With a quick look at the Moon, my first observation was NGC7789 in Cassiopeia. Better known as Caroline’s Rose, this large open cluster was discovered by Caroline Herschel in the Autumn of 1783. Steve O’Meara’s book ‘Hidden Treasures’ describes the cluster as looking like
‘a pirate, eager to eye is bounty, had poured a fistful of diamond dust into his blackened hands and squeezed them hard with greed’ .
What an imagination, but for the brief 10 minutes I was able to make my observation all I saw were the concentric half rings, that interlock the same way rose petals do. Just like it says on the tin. The brightest of those rings were concentrated to the South running in an arc to the West and then North.
Life’s too short to count the number of 11-12 mag stars that make up most of the cluster, but about 100 would be a good guestimate. The 18mm SWA provided the best detail, but in the 40mm, you got a real sense of it’s size in the context of it’s surroundings.
The brightest star in the field of view was the orange 8.4 mag star SAO 35903 to the East of my 33arc min FOV.
With a forecast of rain within the hour, I turned my attention towards Jupiter and I’m so glad we did. At club night the Friday before, we were discussing why most of us had not observed the Great Red Spot visually. More to do with the right observing conditions coinciding with the time at which it was visible was the most likely cause. At the time of my observation the GRB had transited, but what a sight the planet was. Three of the bands were clearly visible – the North Equatorial and Both S Equatorial and with brief glimpses through the turbulence in the 10mm, the North temperate was seen as well.
Before I had time to study things more carefully, the cloud rolled in and the rain descended.

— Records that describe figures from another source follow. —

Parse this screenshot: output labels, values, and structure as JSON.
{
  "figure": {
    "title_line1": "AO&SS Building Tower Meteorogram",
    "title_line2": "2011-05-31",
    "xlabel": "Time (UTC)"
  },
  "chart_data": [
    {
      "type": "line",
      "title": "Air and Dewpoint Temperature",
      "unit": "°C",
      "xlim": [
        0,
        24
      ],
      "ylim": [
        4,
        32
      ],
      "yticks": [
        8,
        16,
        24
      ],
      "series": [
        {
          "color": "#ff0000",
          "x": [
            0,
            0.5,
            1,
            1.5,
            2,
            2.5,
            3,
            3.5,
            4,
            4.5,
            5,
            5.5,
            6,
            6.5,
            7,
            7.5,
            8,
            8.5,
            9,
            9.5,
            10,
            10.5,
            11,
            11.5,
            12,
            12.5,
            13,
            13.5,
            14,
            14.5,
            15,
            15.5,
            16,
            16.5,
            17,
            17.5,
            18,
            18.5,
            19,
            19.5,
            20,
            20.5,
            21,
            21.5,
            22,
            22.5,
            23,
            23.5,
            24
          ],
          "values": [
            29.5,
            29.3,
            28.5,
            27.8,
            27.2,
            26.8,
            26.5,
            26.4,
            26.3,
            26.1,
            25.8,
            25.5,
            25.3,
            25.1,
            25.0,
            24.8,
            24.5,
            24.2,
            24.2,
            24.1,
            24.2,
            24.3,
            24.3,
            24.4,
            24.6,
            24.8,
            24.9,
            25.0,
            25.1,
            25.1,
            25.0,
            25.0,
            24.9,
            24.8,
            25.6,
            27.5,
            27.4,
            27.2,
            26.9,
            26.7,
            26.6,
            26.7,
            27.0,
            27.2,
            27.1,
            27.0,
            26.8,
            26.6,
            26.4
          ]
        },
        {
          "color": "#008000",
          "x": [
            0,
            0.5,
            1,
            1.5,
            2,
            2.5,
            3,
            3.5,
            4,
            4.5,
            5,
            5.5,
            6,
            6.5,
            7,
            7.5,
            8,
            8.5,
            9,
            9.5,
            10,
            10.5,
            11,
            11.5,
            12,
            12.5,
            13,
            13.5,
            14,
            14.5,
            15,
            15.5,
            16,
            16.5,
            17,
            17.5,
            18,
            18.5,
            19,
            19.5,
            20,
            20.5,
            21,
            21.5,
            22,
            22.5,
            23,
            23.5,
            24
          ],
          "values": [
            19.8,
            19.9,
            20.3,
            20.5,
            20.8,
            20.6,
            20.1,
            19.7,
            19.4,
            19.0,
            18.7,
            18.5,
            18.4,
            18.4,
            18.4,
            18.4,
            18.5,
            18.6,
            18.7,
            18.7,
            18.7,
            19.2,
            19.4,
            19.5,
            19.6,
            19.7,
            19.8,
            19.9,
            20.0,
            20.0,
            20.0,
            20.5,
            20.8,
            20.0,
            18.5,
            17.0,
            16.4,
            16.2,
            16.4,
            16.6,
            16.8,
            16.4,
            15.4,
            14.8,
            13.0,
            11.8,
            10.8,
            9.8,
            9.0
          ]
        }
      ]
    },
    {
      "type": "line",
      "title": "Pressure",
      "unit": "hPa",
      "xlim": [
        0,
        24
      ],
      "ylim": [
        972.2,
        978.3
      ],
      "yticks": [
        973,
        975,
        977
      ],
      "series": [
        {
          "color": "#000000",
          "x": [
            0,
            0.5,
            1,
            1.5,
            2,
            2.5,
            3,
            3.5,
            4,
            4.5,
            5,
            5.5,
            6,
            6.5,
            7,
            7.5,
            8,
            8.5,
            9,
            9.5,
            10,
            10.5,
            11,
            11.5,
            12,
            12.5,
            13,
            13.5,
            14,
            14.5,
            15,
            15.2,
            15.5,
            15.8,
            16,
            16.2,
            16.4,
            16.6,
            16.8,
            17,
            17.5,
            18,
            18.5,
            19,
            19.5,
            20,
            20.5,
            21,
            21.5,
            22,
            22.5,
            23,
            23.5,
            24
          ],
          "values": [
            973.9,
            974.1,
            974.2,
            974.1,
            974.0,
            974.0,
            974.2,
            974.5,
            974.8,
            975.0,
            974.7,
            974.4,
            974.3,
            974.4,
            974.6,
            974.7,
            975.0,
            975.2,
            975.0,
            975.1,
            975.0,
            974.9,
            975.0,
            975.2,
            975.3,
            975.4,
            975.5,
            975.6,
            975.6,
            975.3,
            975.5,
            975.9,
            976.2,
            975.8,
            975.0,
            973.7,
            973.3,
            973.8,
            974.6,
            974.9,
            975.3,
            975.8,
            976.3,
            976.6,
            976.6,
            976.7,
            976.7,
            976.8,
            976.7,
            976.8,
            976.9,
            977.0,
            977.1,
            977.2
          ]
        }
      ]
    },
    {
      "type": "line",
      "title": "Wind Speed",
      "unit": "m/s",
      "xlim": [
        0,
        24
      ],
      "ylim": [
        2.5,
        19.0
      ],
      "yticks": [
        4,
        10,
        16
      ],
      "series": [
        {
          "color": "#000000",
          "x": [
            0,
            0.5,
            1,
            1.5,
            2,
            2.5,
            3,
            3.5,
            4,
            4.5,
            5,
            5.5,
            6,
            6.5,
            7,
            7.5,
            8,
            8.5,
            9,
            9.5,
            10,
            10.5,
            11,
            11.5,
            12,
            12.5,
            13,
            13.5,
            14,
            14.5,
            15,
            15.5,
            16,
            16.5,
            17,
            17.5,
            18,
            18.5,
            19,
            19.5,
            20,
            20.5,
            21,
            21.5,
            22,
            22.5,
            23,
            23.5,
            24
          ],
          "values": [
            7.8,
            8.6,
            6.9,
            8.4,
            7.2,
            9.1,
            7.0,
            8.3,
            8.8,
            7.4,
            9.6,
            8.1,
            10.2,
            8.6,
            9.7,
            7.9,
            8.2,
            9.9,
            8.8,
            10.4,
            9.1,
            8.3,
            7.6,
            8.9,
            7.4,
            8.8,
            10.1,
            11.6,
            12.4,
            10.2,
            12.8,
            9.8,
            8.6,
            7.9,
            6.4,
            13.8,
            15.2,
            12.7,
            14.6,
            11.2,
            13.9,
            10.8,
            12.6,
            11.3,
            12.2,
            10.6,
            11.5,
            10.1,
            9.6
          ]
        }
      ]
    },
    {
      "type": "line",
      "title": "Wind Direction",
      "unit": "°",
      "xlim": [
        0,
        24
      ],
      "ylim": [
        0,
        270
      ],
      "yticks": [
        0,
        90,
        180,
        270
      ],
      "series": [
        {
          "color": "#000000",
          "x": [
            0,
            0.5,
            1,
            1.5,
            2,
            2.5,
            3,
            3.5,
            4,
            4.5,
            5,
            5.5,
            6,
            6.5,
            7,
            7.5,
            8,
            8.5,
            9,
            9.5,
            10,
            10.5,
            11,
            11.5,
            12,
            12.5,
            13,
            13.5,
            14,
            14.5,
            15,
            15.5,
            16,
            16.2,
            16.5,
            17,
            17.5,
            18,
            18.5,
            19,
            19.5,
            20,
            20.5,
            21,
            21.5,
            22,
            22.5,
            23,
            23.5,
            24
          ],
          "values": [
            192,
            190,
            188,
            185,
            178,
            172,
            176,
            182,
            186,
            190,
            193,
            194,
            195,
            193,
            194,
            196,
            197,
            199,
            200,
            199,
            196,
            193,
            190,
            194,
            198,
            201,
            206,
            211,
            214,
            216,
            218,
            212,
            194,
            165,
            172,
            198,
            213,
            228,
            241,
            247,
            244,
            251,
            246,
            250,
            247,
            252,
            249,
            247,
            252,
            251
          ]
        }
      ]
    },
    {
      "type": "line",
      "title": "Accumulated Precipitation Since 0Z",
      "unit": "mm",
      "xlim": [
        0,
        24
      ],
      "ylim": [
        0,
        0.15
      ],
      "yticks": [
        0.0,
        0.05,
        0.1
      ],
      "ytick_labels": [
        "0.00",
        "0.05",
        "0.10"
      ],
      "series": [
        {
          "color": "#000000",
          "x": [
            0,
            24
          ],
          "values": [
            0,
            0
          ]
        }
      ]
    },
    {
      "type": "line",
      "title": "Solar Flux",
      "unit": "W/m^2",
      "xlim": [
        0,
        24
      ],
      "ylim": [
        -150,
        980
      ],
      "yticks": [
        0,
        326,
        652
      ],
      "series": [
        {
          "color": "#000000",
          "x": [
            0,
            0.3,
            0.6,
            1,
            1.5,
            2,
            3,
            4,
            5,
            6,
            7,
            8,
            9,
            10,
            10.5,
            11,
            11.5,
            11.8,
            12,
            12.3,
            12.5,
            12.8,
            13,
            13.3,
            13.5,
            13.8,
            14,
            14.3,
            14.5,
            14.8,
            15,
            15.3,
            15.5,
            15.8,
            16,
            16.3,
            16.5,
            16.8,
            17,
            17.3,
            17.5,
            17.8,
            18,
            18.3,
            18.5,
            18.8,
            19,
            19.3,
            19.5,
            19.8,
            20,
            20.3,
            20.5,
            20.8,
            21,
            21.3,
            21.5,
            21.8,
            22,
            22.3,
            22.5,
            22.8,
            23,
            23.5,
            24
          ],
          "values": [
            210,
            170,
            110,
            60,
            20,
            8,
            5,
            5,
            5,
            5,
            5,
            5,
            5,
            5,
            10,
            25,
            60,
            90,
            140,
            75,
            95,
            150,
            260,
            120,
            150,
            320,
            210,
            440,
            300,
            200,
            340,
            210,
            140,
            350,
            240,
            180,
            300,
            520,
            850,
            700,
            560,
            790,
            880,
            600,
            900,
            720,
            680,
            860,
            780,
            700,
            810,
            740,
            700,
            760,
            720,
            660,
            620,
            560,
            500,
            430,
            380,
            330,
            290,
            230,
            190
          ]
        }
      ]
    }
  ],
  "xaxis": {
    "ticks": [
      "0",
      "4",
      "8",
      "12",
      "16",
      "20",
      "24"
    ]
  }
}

That was the end of it – well that’s what I thought. But an awakening at 5am the next morning, I noticed the skies were clear. With dawn due in an hour, I did something I’m not known for – I got up and opened up the observatory to continue the observation. Everything was as I left it. Four belts and a rusty orange colour on the two widest bands. I’m not really convinced I saw colour on the other two, but what I did see were complex swirls in the N.E and Northern S.E belts between the seeing. I’ve never seen such detail before and all this was without any colour filtration enhancement. Again, before I could view more, the Sun started to rise and the Planet started to sink towards the horizon and the murk.
Before I closed up, we turned the scope to Venus just to check the mounts pointing accuracy – which was way out, so that’s another item that needs seeing to.
All in all, an unexpected observing session with the best views of Jupiter to date.